She’s happy Pop sold a lamp. She wishes she’d had some money while she was in Cleveland because that was her favorite of his lamps, and she would have loved to buy it.

Regarding those crazy fashions in “Life,” she assumes someone wears them, or they wouldn’t be in a magazine. It must be a small number, though, because they are so expensive and so impractical. She assures Dart that he’ll never see her “in any such rig.”

Did she tell him she was trying to make time go faster by keeping busy? Well, it seems to be working. She gets up every day at 8:00 to wash dishes, do laundry, mending, and ironing. Then she goes to work. From there, she rushes off to either shorthand or choral club, often getting home after 10:00. She stays up until 1:00 or after every night, trying to stay caught up.

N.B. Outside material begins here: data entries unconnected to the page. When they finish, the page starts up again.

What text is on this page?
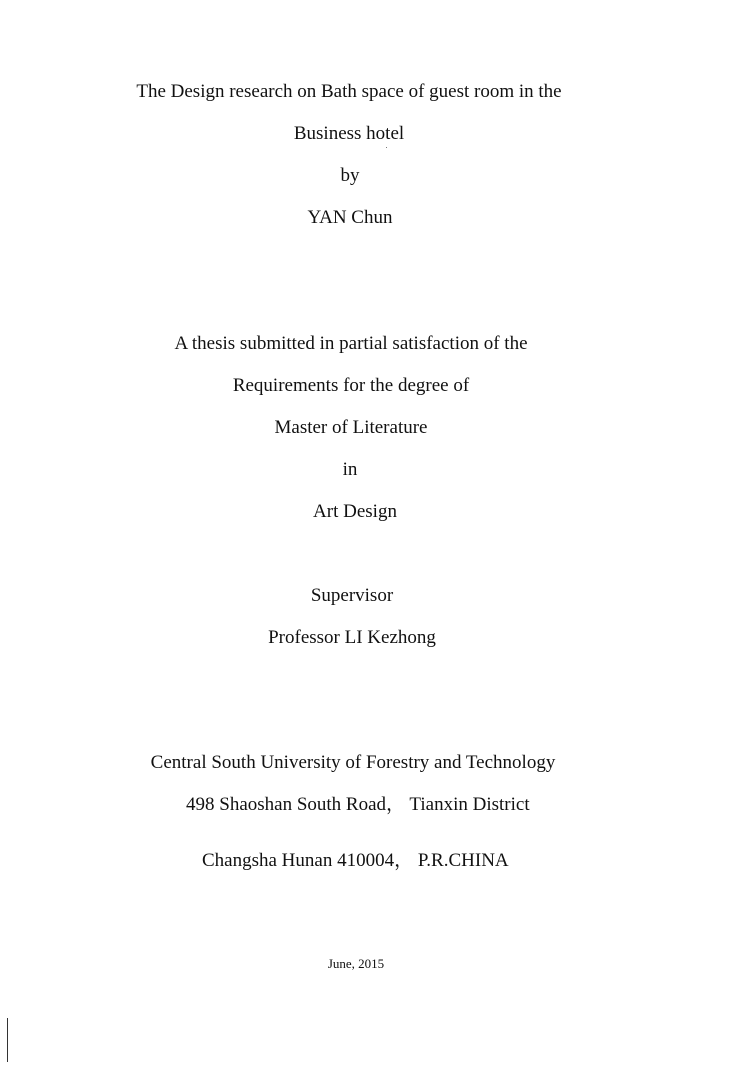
The Design research on Bath space of guest room in the
Business hotel
by
YAN Chun
A thesis submitted in partial satisfaction of the
Requirements for the degree of
Master of Literature
in
Art Design
Supervisor
Professor LI Kezhong
Central South University of Forestry and Technology
498 Shaoshan South Road， Tianxin District
Changsha Hunan 410004， P.R.CHINA
June, 2015
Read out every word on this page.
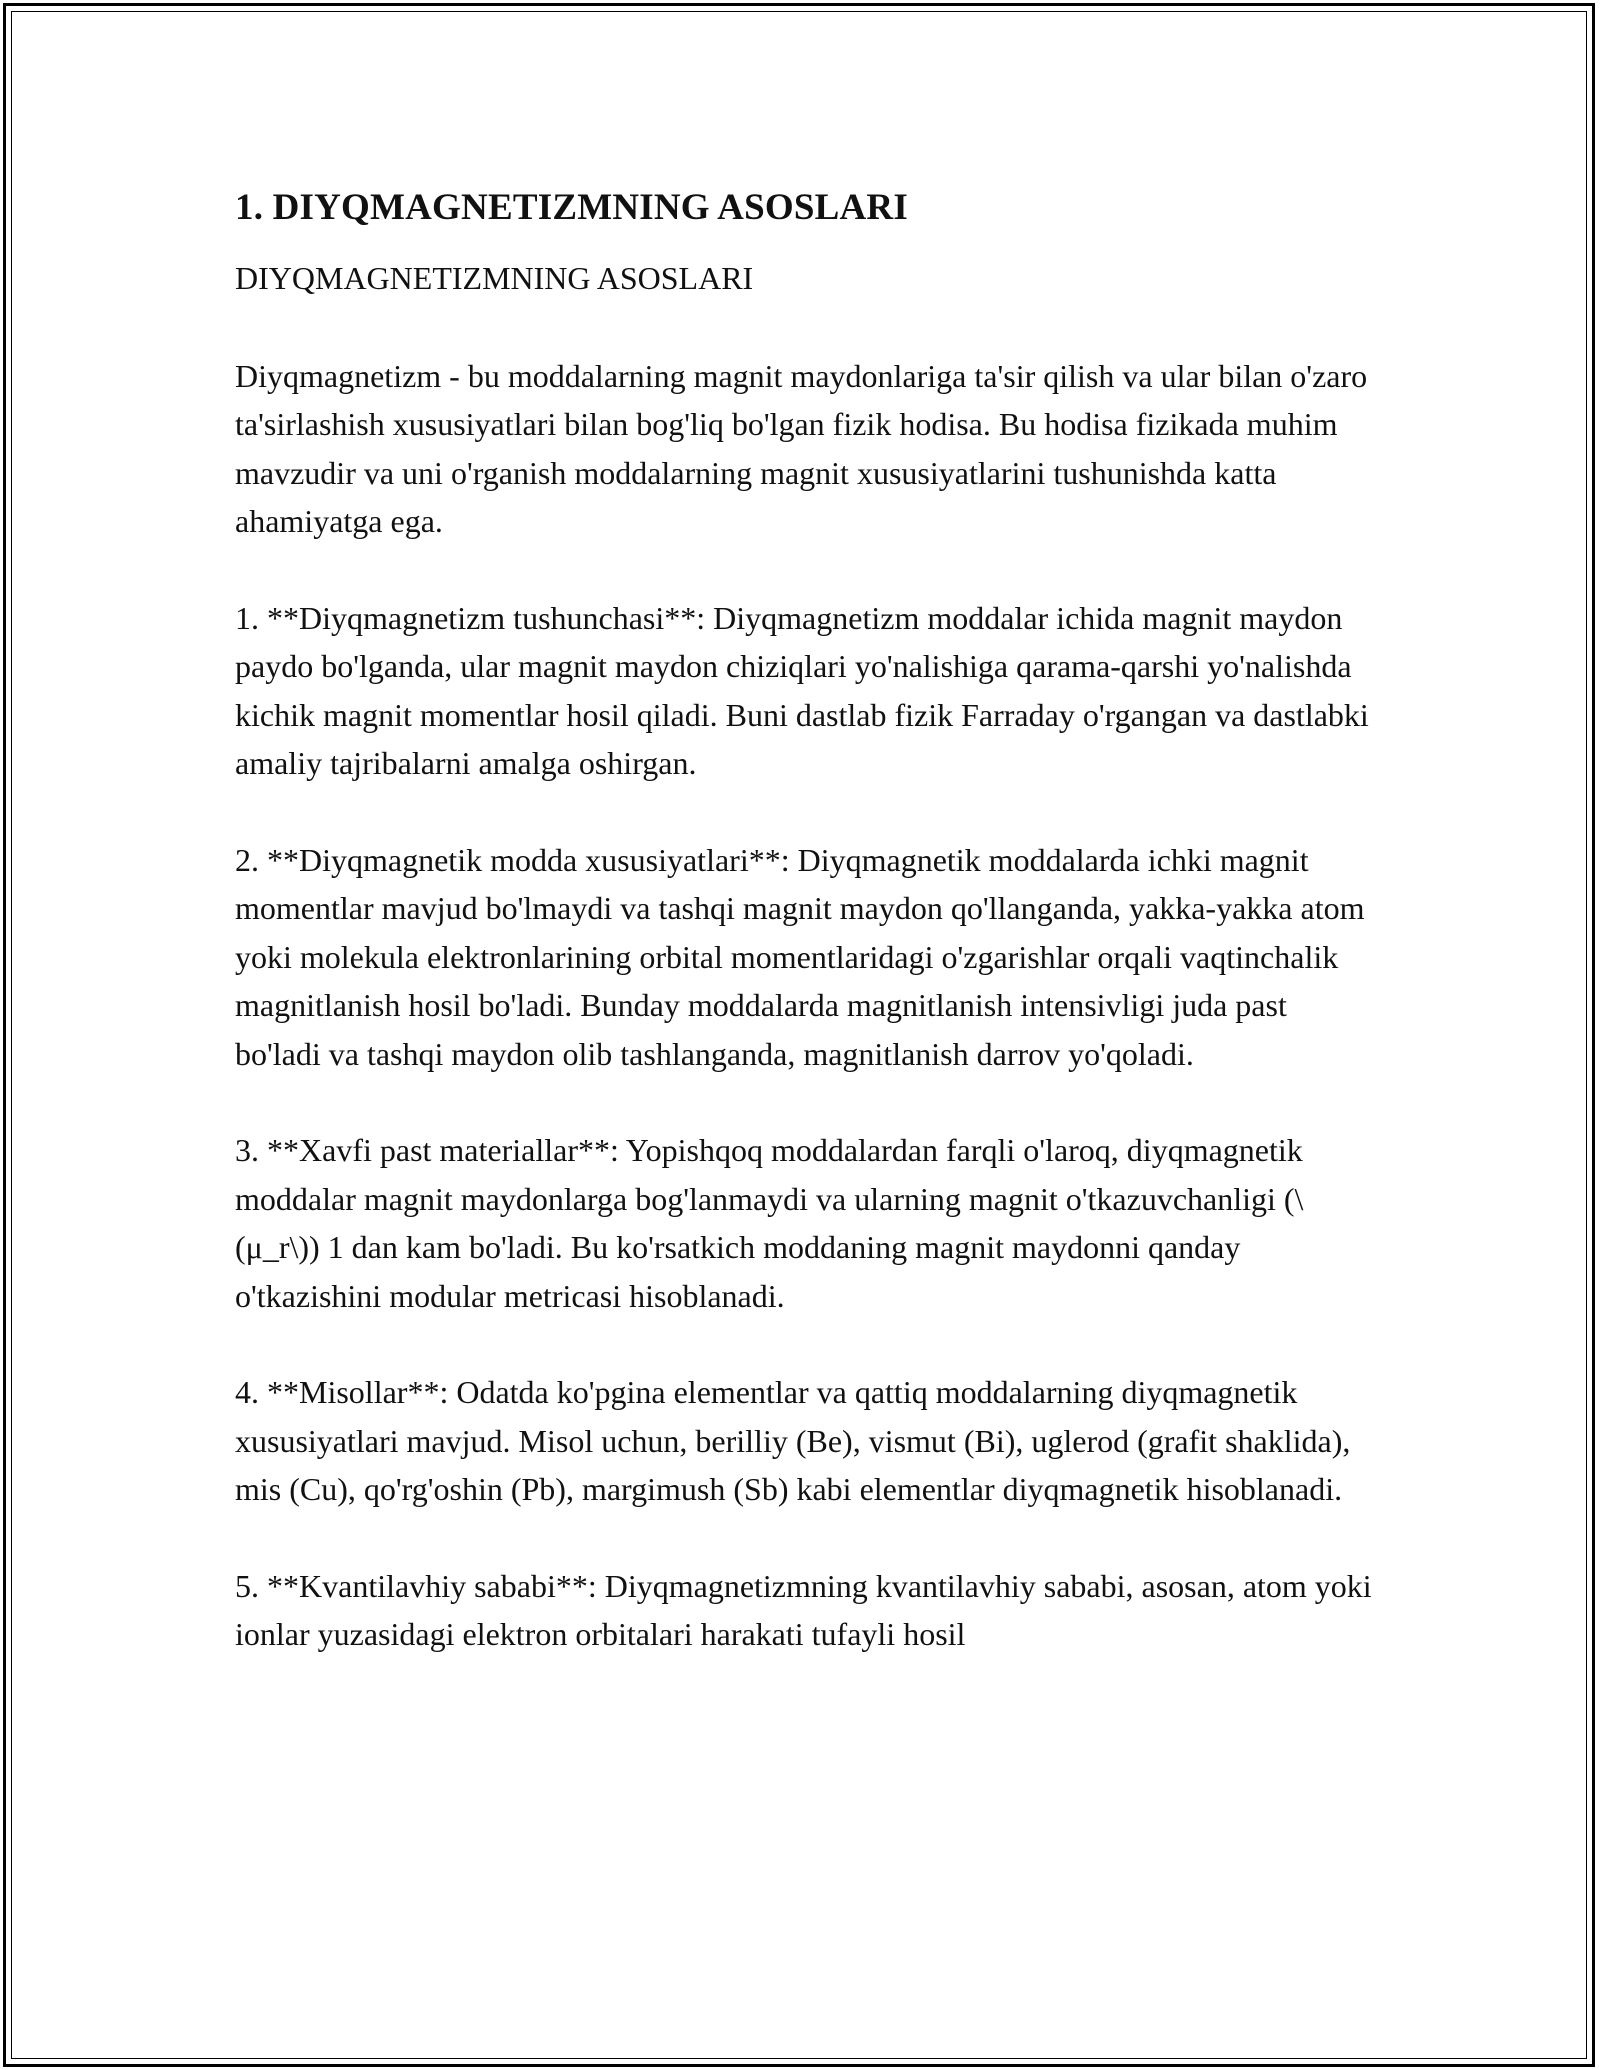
1. DIYQMAGNETIZMNING ASOSLARI
DIYQMAGNETIZMNING ASOSLARI

Diyqmagnetizm - bu moddalarning magnit maydonlariga ta'sir qilish va ular bilan o'zaro ta'sirlashish xususiyatlari bilan bog'liq bo'lgan fizik hodisa. Bu hodisa fizikada muhim mavzudir va uni o'rganish moddalarning magnit xususiyatlarini tushunishda katta ahamiyatga ega.

1. **Diyqmagnetizm tushunchasi**: Diyqmagnetizm moddalar ichida magnit maydon paydo bo'lganda, ular magnit maydon chiziqlari yo'nalishiga qarama-qarshi yo'nalishda kichik magnit momentlar hosil qiladi. Buni dastlab fizik Farraday o'rgangan va dastlabki amaliy tajribalarni amalga oshirgan.

2. **Diyqmagnetik modda xususiyatlari**: Diyqmagnetik moddalarda ichki magnit momentlar mavjud bo'lmaydi va tashqi magnit maydon qo'llanganda, yakka-yakka atom yoki molekula elektronlarining orbital momentlaridagi o'zgarishlar orqali vaqtinchalik magnitlanish hosil bo'ladi. Bunday moddalarda magnitlanish intensivligi juda past bo'ladi va tashqi maydon olib tashlanganda, magnitlanish darrov yo'qoladi.

3. **Xavfi past materiallar**: Yopishqoq moddalardan farqli o'laroq, diyqmagnetik moddalar magnit maydonlarga bog'lanmaydi va ularning magnit o'tkazuvchanligi (\(μ_r\)) 1 dan kam bo'ladi. Bu ko'rsatkich moddaning magnit maydonni qanday o'tkazishini modular metricasi hisoblanadi.

4. **Misollar**: Odatda ko'pgina elementlar va qattiq moddalarning diyqmagnetik xususiyatlari mavjud. Misol uchun, berilliy (Be), vismut (Bi), uglerod (grafit shaklida), mis (Cu), qo'rg'oshin (Pb), margimush (Sb) kabi elementlar diyqmagnetik hisoblanadi.

5. **Kvantilavhiy sababi**: Diyqmagnetizmning kvantilavhiy sababi, asosan, atom yoki ionlar yuzasidagi elektron orbitalari harakati tufayli hosil
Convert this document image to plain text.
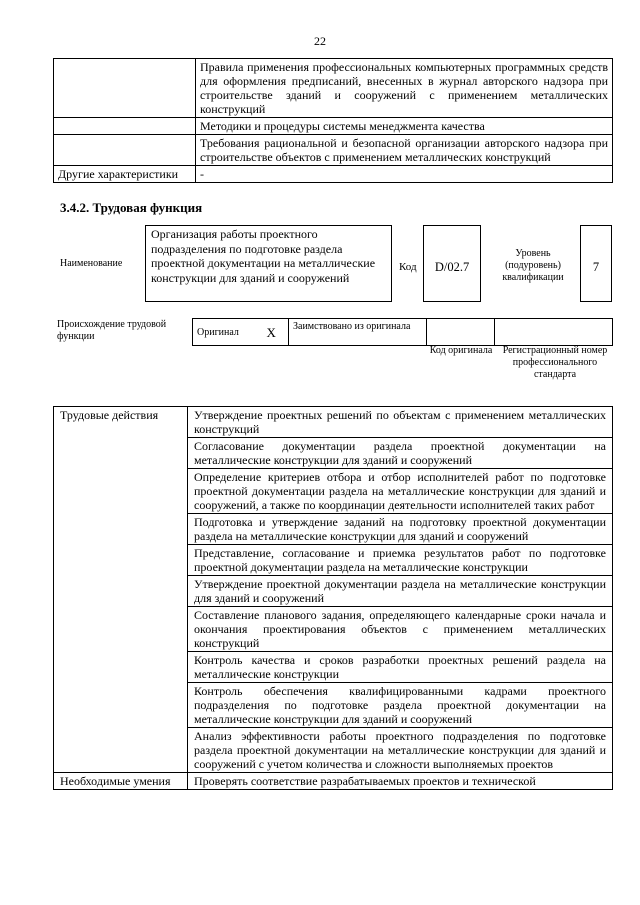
22
	Правила применения профессиональных компьютерных программных средств для оформления предписаний, внесенных в журнал авторского надзора при строительстве зданий и сооружений с применением металлических конструкций
	Методики и процедуры системы менеджмента качества
	Требования рациональной и безопасной организации авторского надзора при строительстве объектов с применением металлических конструкций
Другие характеристики	-
3.4.2. Трудовая функция
Наименование
Организация работы проектного подразделения по подготовке раздела проектной документации на металлические конструкции для зданий и сооружений
Код	D/02.7
Уровень (подуровень) квалификации
7
Происхождение трудовой функции	Оригинал	X	Заимствовано из оригинала		
Код оригинала	Регистрационный номер профессионального стандарта
Трудовые действия	Утверждение проектных решений по объектам с применением металлических конструкций
	Согласование документации раздела проектной документации на металлические конструкции для зданий и сооружений
	Определение критериев отбора и отбор исполнителей работ по подготовке проектной документации раздела на металлические конструкции для зданий и сооружений, а также по координации деятельности исполнителей таких работ
	Подготовка и утверждение заданий на подготовку проектной документации раздела на металлические конструкции для зданий и сооружений
	Представление, согласование и приемка результатов работ по подготовке проектной документации раздела на металлические конструкции
	Утверждение проектной документации раздела на металлические конструкции для зданий и сооружений
	Составление планового задания, определяющего календарные сроки начала и окончания проектирования объектов с применением металлических конструкций
	Контроль качества и сроков разработки проектных решений раздела на металлические конструкции
	Контроль обеспечения квалифицированными кадрами проектного подразделения по подготовке раздела проектной документации на металлические конструкции для зданий и сооружений
	Анализ эффективности работы проектного подразделения по подготовке раздела проектной документации на металлические конструкции для зданий и сооружений с учетом количества и сложности выполняемых проектов
Необходимые умения	Проверять соответствие разрабатываемых проектов и технической
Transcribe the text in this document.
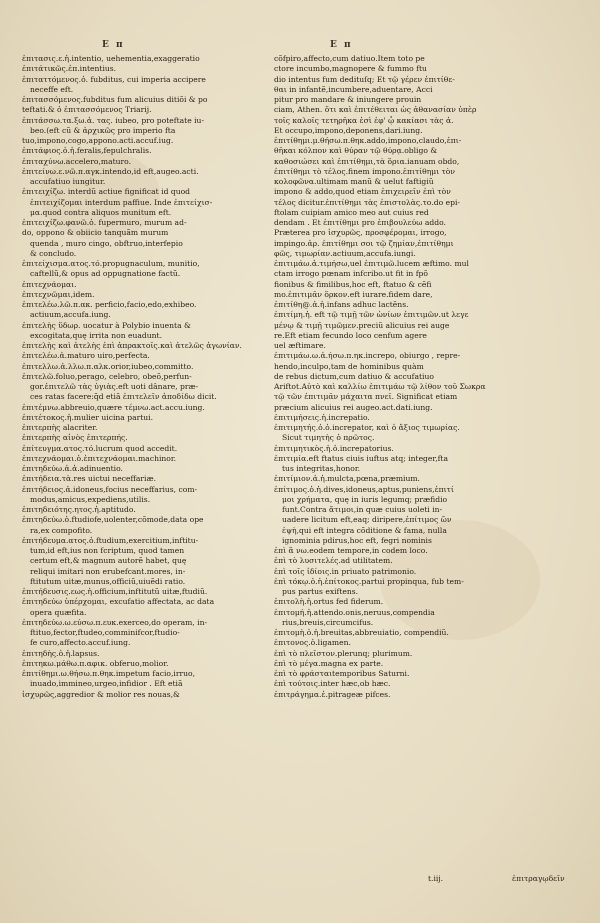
E π	E π
ἐπιτασις.ε.ἡ.intentio, uehementia,exaggeratio
ἐπιτάτικῶς.ἐπ.intentius.
* ἐπιταττόμενος.ὁ. fubditus, cui imperia accipere
neceffe eft.
* ἐπιτασσόμενος.fubditus fum alicuius ditiõi & po
teftati.& ὁ ἐπιτασσόμενος Triarij.
* ἐπιτάσσω.τα.ξω.ἀ. τας. iubeo, pro poteftate iu-
beo.(eft cũ & ἀρχικῶς pro imperio fta
tuo,impono,cogo,appono.acti.accuf.iug.
* ἐπιτάφιος.ὁ.ἡ.feralis,fepulchralis.
* ἐπιταχύνω.accelero,maturo.
ἐπιτείνω.ε.νῶ.π.αγκ.intendo,id eft,augeo.acti.
accufatiuo iungitur.
ἐπιτειχίζω. interdũ actiue fignificat id quod
ἐπιτειχίζομαι interdum paffiue. Inde ἐπιτείχισ-
μα.quod contra aliquos munitum eft.
ἐπιτειχίζω.φανῶ.ὁ. fupermuro, murum ad-
* do, oppono & obiicio tanquãm murum
quenda , muro cingo, obftruo,interfepio
& concludo.
* ἐπιτείχισμα.ατος.τό.propugnaculum, munitio,
caftellũ,& opus ad oppugnatione factũ.
* ἐπιτεχνάομαι.
* ἐπιτεχνῶμαι,idem.
ἐπιτελέω.λῶ.π.ακ. perficio,facio,edo,exhibeo.
actiuum,accufa.iung.
* ἐπιτελὴς ὕδωρ. uocatur à Polybio inuenta &
excogitata,quę irrita non euadunt.
ἐπιτελὴς καὶ ἀτελὴς ἐπὶ ἀπρακτοῖς.καὶ ἀτελῶς ἀγωνίαν.
ἐπιτελέω.ἀ.maturo uiro,perfecta.
ἐπιτελλω.ἀ.λλω.π.αλκ.orior,iubeo,committo.
ἐπιτελῶ.foluo,perago, celebro, obeõ,perfun-
gor.ἐπιτελῶ τὰς ὑγιὰς.eft uoti dânare, præ-
ces ratas facere:q̃d etiã ἐπιτελεῖν ἀποδίδω dicit.
ἐπιτέμνω.abbreuio,quære τέμνω.act.accu.iung.
ἐπιτέτοκος.ἡ.mulier uicina partui.
ἐπιτερπὴς alacriter.
ἐπιτερπὴς αἰνὸς ἐπιτερπής.
* ἐπίτευγμα.ατος.τό.lucrum quod accedit.
ἐπιτεχνάομαι.ὁ.ἐπιτεχνάομαι.machinor.
ἐπιτηδεύω.ἀ.ἀ.adinuentio.
ἐπιτήδεια.τὰ.res uictui neceffariæ.
* ἐπιτήδειος.ἀ.idoneus,focius neceffarius, com-
modus,amicus,expediens,utilis.
* ἐπιτηδειότης.ητος.ἡ.aptitudo.
ἐπιτηδεύω.ὁ.ftudiofe,uolenter,cõmode,data ope
ra,ex compofito.
ἐπιτήδευμα.ατος.ὁ.ftudium,exercitium,inftitu-
tum,id eft,ius non fcriptum, quod tamen
certum eft,& magnum autorẽ habet, quę
reliqui imitari non erubefcant.mores, in-
ftitutum uitæ,munus,officiũ,uiuẽdi ratio.
ἐπιτήδευσις.εως.ἡ.officium,inftitutũ uitæ,ftudiũ.
ἐπιτηδεύω ὑπέρχομαι, excufatio affectata, ac data
opera quæfita.
* ἐπιτηδεύω.ω.εύσω.π.ευκ.exerceo,do operam, in-
ftituo,fector,ftudeo,comminifcor,ftudio-
fe curo,affecto.accuf.iung.
ἐπιτηδὴς.ὁ.ἡ.lapsus.
ἐπιτηκω.μάθω.π.αφικ. obferuo,molior.
ἐπιτίθημι.ω.θήσω.π.θηκ.impetum facio,irruo,
inuado,immineo,urgeo,infidior . Eft etiã
* ἰσχυρῶς,aggredior & molior res nouas,&
cõfpiro,affecto,cum datiuo.Item toto pe
ctore incumbo,magnopere & fummo ftu
dio intentus fum dedituſq; Et τῷ γέρεν ἐπιτίθε-
θαι in infantẽ,incumbere,aduentare, Acci
pitur pro mandare & iniungere prouin
ciam, Athen. ὅτι καὶ ἐπιτέθειται ὡς ἀθανασίαν ὑπὲρ
τοῖς καλοῖς τετηρῆκα ἐσὶ ἐφ' ᾧ κακίασι τὰς ἀ.
Et occupo,impono,deponens,dari.iung.
ἐπιτίθημι.μ.θήσω.π.θηκ.addo,impono,claudo,ἐπι-
θῆκαι κόλπον καὶ θύραν τῷ θύρᾳ.obligo &
καθοσιώσει καὶ ἐπιτίθημι,τὰ ὅρια.ianuam obdo,
ἐπιτίθημι τὸ τέλος.finem impono.ἐπιτίθημι τὸν
κολοφῶνα.ultimam manũ & uelut faftigiũ
impono & addo,quod etiam ἐπιχειρεῖν ἐπὶ τὸν
τέλος dicitur.ἐπιτίθημι τὰς ἐπιστολὰς.το.do epi-
ftolam cuipiam amico meo aut cuius red
dendam . Et ἐπιτίθημι pro ἐπιβουλεύω addo.
* Præterea pro ἰσχυρῶς, προσφέρομαι, irrogo,
impingo.ἀρ. ἐπιτίθημι σοι τῷ ζημίαν,ἐπιτίθημι
φῶς, τιμωρίαν.actiuum,accufa.iungi.
* ἐπιτιμάω.ἀ.τιμήσω,uel ἐπιτιμῶ.lucem æftimo. mul
ctam irrogo pœnam infcribo.ut fit in fpõ
* fionibus & fimilibus,hoc eft, ftatuo & cẽfi
mo.ἐπιτιμᾶν ὅρκον.eft iurare.fidem dare,
ἐπιτίθη@.ἀ.ἡ.infans adhuc lactẽns.
* ἐπιτίμη.ἡ. eft τῷ τιμῇ τῶν ὠνίων ἐπιτιμῶν.ut λεγε
μένῳ & τιμῇ τιμῶμεν.preciũ alicuius rei auge
re.Eft etiam fecundo loco cenfum agere
uel æftimare.
* ἐπιτιμάω.ω.ἀ.ήσω.π.ηκ.increpo, obiurgo , repre-
hendo,inculpo,tam de hominibus quàm
* de rebus dictum,cum datiuo & accufatiuo
Ariftot.Αὐτὸ καὶ καλλίω ἐπιτιμάω τῷ λίθον τοῦ Σωκρα
τῷ τῶν ἐπιτιμᾶν μάχαιτα πνεῖ. Significat etiam
præcium alicuius rei augeo.act.dati.iung.
ἐπιτιμήσεις.ἡ.increpatio.
* ἐπιτιμητής.ὁ.ὁ.increpator, καὶ ὁ ἄξιος τιμωρίας.
Sicut τιμητὴς ὁ πρῶτος.
* ἐπιτιμητικὸς.ἡ.ὁ.increpatorius.
ἐπιτιμία.eft ftatus ciuis iuftus atq; integer,fta
tus integritas,honor.
ἐπιτίμιον.ἀ.ἡ.mulcta,pœna,præmium.
* ἐπίτιμος.ὁ.ἡ.dives,idoneus,aptus,puniens,ἐπιτί
μοι χρήματα, quę in iuris legumq; præfidio
funt.Contra ἄτιμοι,in quæ cuius uoleti in-
uadere licitum eft,eaq; diripere,ἐπίτιμος ὤν
ἐψὴ,qui eft integra cõditione & fama, nulla
ignominia pdirus,hoc eft, fegri nominis
ἐπὶ ἃ νω.eodem tempore,in codem loco.
ἐπὶ τὸ λυσιτελές.ad utilitatem.
ἐπὶ τοῖς ἰδίοις.in priuato patrimonio.
ἐπὶ τόκῳ.ὁ.ἡ.ἐπίτοκος.partui propinqua, fub tem-
pus partus exiftens.
ἐπιτολὴ.ἡ.ortus fed fiderum.
ἐπιτομή.ἡ.attendo.onis,neruus,compendia
rius,breuis,circumcifus.
ἐπιτομὴ.ὁ.ἡ.breuitas,abbreuiatio, compendiũ.
ἐπιτονος.ὁ.ligamen.
ἐπὶ τὸ πλεῖστον.plerunq; plurimum.
ἐπὶ τὸ μέγα.magna ex parte.
ἐπὶ τὸ φράσταιtemporibus Saturni.
ἐπὶ τούτοις.inter hæc,ob hæc.
ἐπιτράγημα.ἐ.pitrageæ pifces.
t.iij.	ἐπιτραγῳδεῖν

She has come to the conclusion that J.S. Bach must have had it in for altos. “In the opening chorus of his ‘Requiem’ we have to sing 28 notes in one breath. Then, I find it hard to know whether to concentrate on hitting the right notes or pronouncing the Italian words correctly. Much as I love to sing, I must admit I wasn’t sorry to see 10:00 roll around tonight!”

She’s tired, but not too tired to tell him that she loves him very much. She misses him to the hurting point. She tells Dart she’s going to enter every contest she can find and if she wins any money, she’ll put it toward a trip east for Dart at Christmas time.